Journal de l'année Édition 2000 2000Éd. 2000

L'accord final prévoit aussi des engagements sur l'organisation du pôle chimie dont hérite TotalFina et un aménagement des structures dirigeantes dans le sens de la parité, qui n'ira toutefois pas jusqu'à la bicéphalie. M. Desmarest a répété qu'il n'y avait pas de place pour deux dans le nouveau groupe pétrolier. Il n'y avait pas non plus de place pour deux groupes pétroliers en France, et cette idée a contribué en grande part au consensus qui a accueilli une fusion censée garantir la compétitivité de la France sur le marché international. Sans signer un chèque en blanc à Total, dont le projet prévoit 4 000 suppressions d'emplois – dont 2 000 en France « sans licenciement contraint » – sur les 140 000 salariés du nouveau groupe, les pouvoirs publics et les syndicats, tout en appelant à la vigilance sur le volet social, se sont montrés généralement favorables à cet accord qui a donné le jour à un géant « hexagonal », exemplaire, selon les milieux d'affaires, de la vitalité d'un capitalisme français moderne capable désormais de régler ses problèmes sans l'intervention de l'Etat.

Des actions à la hausse

Le caractère national du nouveau groupe mérite toutefois d'être relativisé, TotalFina résultant lui-même d'un premier mariage entre Total et le Belge Pétrofina.

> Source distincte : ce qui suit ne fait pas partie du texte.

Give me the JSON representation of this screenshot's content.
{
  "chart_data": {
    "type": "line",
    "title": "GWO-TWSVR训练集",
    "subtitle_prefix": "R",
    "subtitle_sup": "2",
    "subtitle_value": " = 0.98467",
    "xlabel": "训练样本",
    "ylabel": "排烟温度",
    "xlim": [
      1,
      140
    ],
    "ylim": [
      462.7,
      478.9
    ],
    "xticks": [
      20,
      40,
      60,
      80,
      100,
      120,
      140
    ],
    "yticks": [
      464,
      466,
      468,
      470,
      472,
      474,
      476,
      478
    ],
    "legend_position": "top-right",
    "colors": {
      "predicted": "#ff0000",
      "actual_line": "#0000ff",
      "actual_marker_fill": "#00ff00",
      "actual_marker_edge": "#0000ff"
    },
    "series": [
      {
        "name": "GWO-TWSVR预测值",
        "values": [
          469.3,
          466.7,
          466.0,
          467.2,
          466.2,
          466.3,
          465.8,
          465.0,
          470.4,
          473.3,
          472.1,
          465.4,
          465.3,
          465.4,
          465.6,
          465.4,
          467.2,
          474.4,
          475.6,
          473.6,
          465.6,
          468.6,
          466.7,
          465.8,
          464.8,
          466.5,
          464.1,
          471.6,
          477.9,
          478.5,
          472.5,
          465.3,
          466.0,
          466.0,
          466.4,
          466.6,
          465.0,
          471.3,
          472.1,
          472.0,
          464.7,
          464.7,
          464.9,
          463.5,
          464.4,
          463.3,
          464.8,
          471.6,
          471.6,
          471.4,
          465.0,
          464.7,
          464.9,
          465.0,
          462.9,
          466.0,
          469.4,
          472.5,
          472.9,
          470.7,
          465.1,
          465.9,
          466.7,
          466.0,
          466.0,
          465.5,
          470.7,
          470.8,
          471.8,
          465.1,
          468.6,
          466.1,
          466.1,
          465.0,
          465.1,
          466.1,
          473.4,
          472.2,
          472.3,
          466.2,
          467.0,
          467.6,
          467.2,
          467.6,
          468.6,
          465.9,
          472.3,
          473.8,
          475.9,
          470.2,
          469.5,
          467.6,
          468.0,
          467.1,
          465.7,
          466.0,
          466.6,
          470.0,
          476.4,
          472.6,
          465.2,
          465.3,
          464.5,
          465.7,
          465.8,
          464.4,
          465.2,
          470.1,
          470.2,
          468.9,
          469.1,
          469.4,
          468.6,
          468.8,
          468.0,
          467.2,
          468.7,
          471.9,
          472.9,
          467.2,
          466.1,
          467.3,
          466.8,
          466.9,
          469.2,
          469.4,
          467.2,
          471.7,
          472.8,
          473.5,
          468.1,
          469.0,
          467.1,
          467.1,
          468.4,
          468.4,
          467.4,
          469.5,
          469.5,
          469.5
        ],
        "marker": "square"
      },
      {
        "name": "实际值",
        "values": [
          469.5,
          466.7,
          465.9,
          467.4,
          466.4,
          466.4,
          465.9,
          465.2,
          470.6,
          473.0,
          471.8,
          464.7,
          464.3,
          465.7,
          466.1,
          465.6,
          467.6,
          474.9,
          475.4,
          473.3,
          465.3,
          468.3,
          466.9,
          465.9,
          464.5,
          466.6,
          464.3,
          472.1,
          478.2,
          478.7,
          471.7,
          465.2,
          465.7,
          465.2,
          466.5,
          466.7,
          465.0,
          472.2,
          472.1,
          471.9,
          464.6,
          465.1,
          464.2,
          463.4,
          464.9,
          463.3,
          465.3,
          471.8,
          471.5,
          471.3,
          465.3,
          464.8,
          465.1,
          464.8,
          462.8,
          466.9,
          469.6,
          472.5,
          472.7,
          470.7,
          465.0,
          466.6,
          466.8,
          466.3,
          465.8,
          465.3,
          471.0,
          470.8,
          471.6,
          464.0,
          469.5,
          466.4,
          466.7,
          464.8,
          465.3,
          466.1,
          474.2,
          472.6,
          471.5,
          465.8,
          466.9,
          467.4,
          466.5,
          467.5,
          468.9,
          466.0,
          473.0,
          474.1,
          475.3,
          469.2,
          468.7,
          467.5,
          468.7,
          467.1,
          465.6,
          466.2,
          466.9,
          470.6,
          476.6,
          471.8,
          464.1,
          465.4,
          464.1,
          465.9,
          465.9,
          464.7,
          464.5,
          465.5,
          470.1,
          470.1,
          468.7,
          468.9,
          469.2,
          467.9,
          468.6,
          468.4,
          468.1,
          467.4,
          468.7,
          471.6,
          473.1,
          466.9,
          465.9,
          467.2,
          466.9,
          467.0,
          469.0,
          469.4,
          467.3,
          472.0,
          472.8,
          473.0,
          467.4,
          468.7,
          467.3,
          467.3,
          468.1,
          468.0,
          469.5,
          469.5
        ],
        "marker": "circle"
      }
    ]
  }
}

Comme la plupart des grandes entreprises françaises, le nouveau groupe sera dominé par les intérêts étrangers, singulièrement anglo-saxons, et cette tendance, obéissant aux impératifs de la mondialisation, devrait se confirmer par de nouvelles alliances, comme en témoigne dès maintenant le rapprochement avec le groupe italien ENI. C'est à ce prix que TotalFina-Elf pourra espérer maintenir son rang encore modeste derrière les trois géants mondiaux de sa catégorie – Exxon-Mobil, Shell et BP-Amoco-Arco –, dans un contexte déprimé par la chute des cours du brut. La contre-offensive d'Elf aura surtout profité à ses actionnaires, qui, au terme de 10 semaines de guérilla boursière, se voient proposer par TotalFina 19 de ses actions contre 13 d'Elf Aquitaine, au lieu de 4 pour 3 d'Elf lors de sa précédente offre. La nouvelle offre courra jusqu'à sa clôture début octobre, M. Desmarest remplaçant alors M. Jaffré à la tête du nouveau groupe dont la Commission européenne de la concurrence devait encore statuer sur la légitimité de la « fusion amicale » qui lui donna naissance. TotalFina-Elf se donne jusqu'à la fin de l'an 2000 pour mener à bien les différents chantiers concernant l'exploration-production, le raffinage-distribution et l'organisation du nouveau pôle chimique, un défi dont dépend la compétitivité du nouveau groupe, qui est loin derrière ses concurrents mondiaux.